Ford hourly workers to get buyout, retirement offers


DETROIT (AP) — Hourly workers at Ford Motor Co. will get yet another round of buyout and early-retirement offers, and the company’s top two executives will take 30 percent pay cuts as Ford tries to find a way out of the worst auto sales slump in 26 years.

Chief Executive Alan Mulally and Executive Chairman Bill Ford Jr. will see the salary reductions this year and next, according to a memo obtained by The Associated Press.

In addition, local union leaders were told Tuesday that the company will make buyout or early-retirement offers to all 42,000 U.S. hourly workers. The offers are part of a series of contract concessions in a tentative agreement reached between the United Auto Workers and the company, according to two union officials briefed on the deal.

Top UAW leaders explained the concessions to plant-level officials from across the country at a meeting in Detroit on Tuesday afternoon. The union officials didn’t want to be identified because the deal has not been explained to the membership.

Other concessions include suspension of cost-of-living pay raises, lump-sum performance bonuses and end-of-the-year bonuses in the remaining three years of the union’s contract with Ford, the officials said.

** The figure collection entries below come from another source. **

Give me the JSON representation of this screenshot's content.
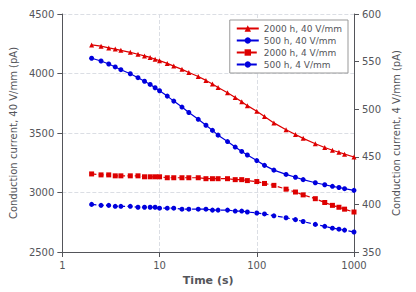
{
  "chart_data": {
    "type": "line",
    "xlabel": "Time (s)",
    "ylabel": "Conduction current, 40 V/mm (pA)",
    "y2label": "Conduction current, 4 V/mm (pA)",
    "log": "x",
    "grid": true,
    "legend": "upper right",
    "xlim": [
      1,
      1000
    ],
    "xticks": [
      1,
      10,
      100,
      1000
    ],
    "ylim": [
      2500,
      4500
    ],
    "yticks": [
      2500,
      3000,
      3500,
      4000,
      4500
    ],
    "y2lim": [
      350,
      600
    ],
    "y2ticks": [
      350,
      400,
      450,
      500,
      550,
      600
    ],
    "x": [
      2,
      2.5,
      3,
      3.5,
      4,
      5,
      6,
      7,
      8,
      9,
      10,
      12,
      14,
      17,
      20,
      25,
      30,
      35,
      40,
      50,
      60,
      70,
      80,
      100,
      120,
      150,
      200,
      250,
      300,
      400,
      500,
      600,
      700,
      800,
      1000
    ],
    "series": [
      {
        "name": "2000 h, 40 V/mm",
        "color": "#dd0000",
        "marker": "triangle",
        "line_style": "solid",
        "values": [
          4240,
          4230,
          4215,
          4205,
          4195,
          4178,
          4162,
          4148,
          4135,
          4120,
          4108,
          4085,
          4062,
          4035,
          4008,
          3975,
          3942,
          3912,
          3882,
          3838,
          3798,
          3762,
          3730,
          3682,
          3638,
          3585,
          3528,
          3488,
          3455,
          3410,
          3378,
          3355,
          3338,
          3322,
          3298
        ]
      },
      {
        "name": "500 h, 40 V/mm",
        "color": "#0000dd",
        "marker": "circle",
        "line_style": "solid",
        "values": [
          4128,
          4105,
          4080,
          4055,
          4032,
          3998,
          3965,
          3935,
          3908,
          3880,
          3855,
          3810,
          3768,
          3718,
          3672,
          3615,
          3565,
          3522,
          3482,
          3428,
          3382,
          3345,
          3315,
          3268,
          3228,
          3188,
          3152,
          3128,
          3108,
          3082,
          3065,
          3052,
          3042,
          3032,
          3018
        ]
      },
      {
        "name": "2000 h, 4 V/mm",
        "color": "#dd0000",
        "marker": "square",
        "line_style": "dashed",
        "axis": "y2",
        "values": [
          432,
          431,
          431,
          430,
          430,
          430,
          430,
          429,
          429,
          429,
          429,
          428,
          428,
          428,
          428,
          428,
          427,
          427,
          427,
          427,
          426,
          426,
          425,
          424,
          422,
          420,
          416,
          413,
          410,
          406,
          402,
          399,
          397,
          395,
          392
        ]
      },
      {
        "name": "500 h, 4 V/mm",
        "color": "#0000dd",
        "marker": "circle",
        "line_style": "dashed",
        "axis": "y2",
        "values": [
          400,
          399,
          399,
          398,
          398,
          398,
          397,
          397,
          397,
          397,
          396,
          396,
          396,
          395,
          395,
          395,
          395,
          394,
          394,
          394,
          393,
          393,
          392,
          391,
          390,
          388,
          386,
          384,
          382,
          379,
          377,
          375,
          374,
          373,
          371
        ]
      }
    ]
  }
}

The union also agreed to take as equity 50 percent of the payments that Ford is required to make into a union-run trust fund that will take over retiree health-care expenses starting next year. The company owes the fund roughly $13.2 billion on a $23.7 billion liability.

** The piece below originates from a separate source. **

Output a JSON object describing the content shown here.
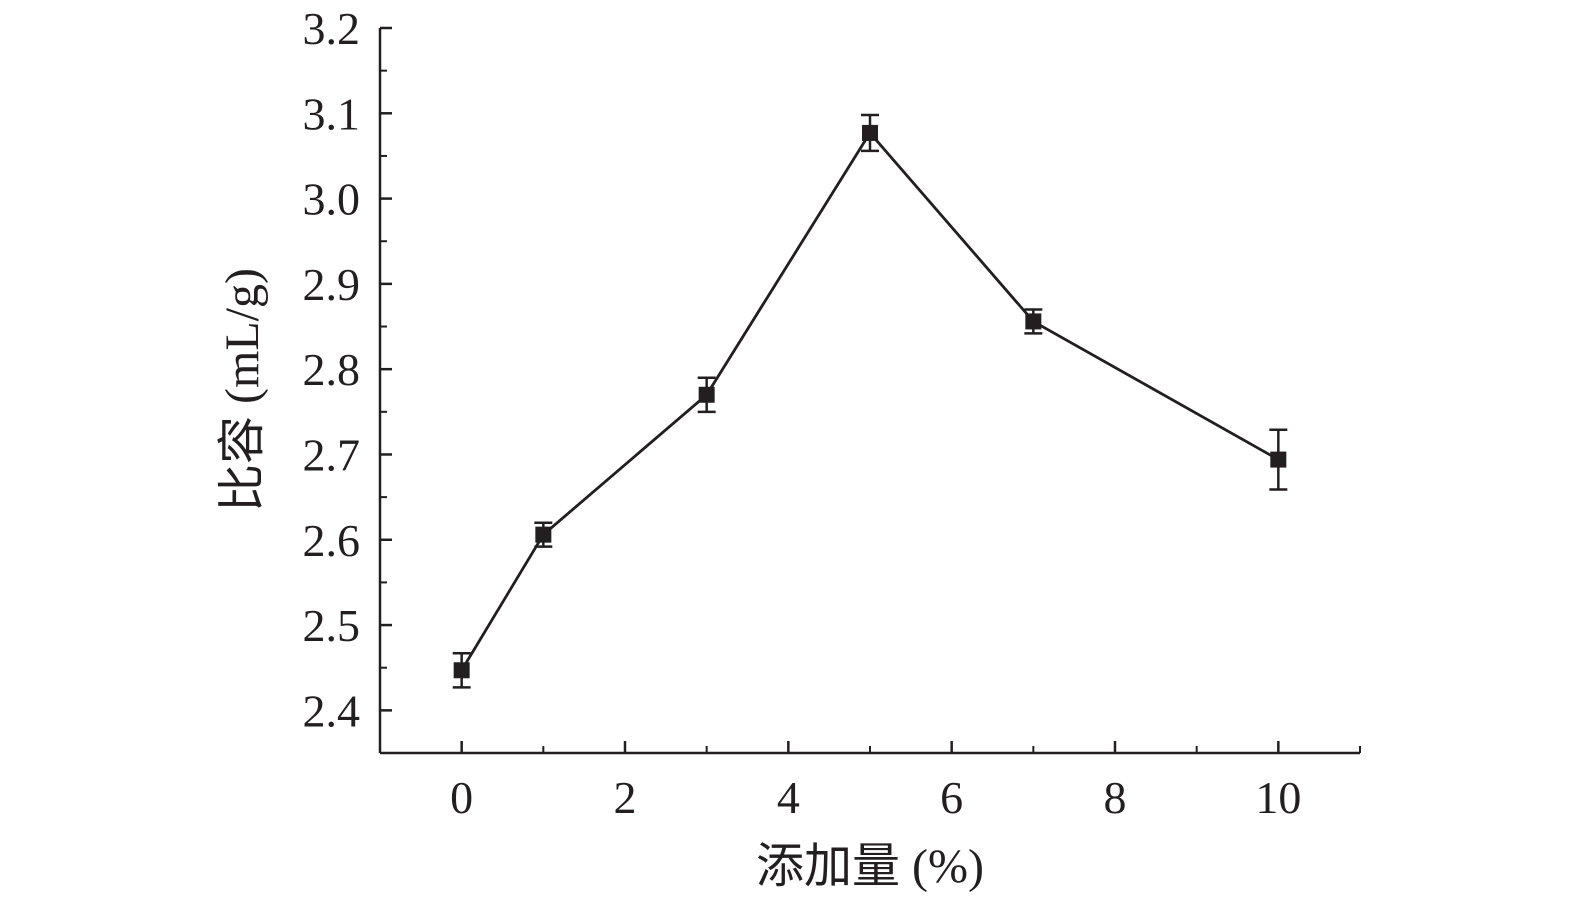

One of the union officials said Ford will guarantee a certain level of payments during the first three years of the trust even if the stock value drops. He said the union was able to preserve the workers’ base pay.

The Ford deal likely will be the template for similar concessions at Chrysler LLC and General Motors Corp., although the union reached a deal with Ford first. Chrysler and GM must meet concession targets as part of the federal loans that are keeping them afloat.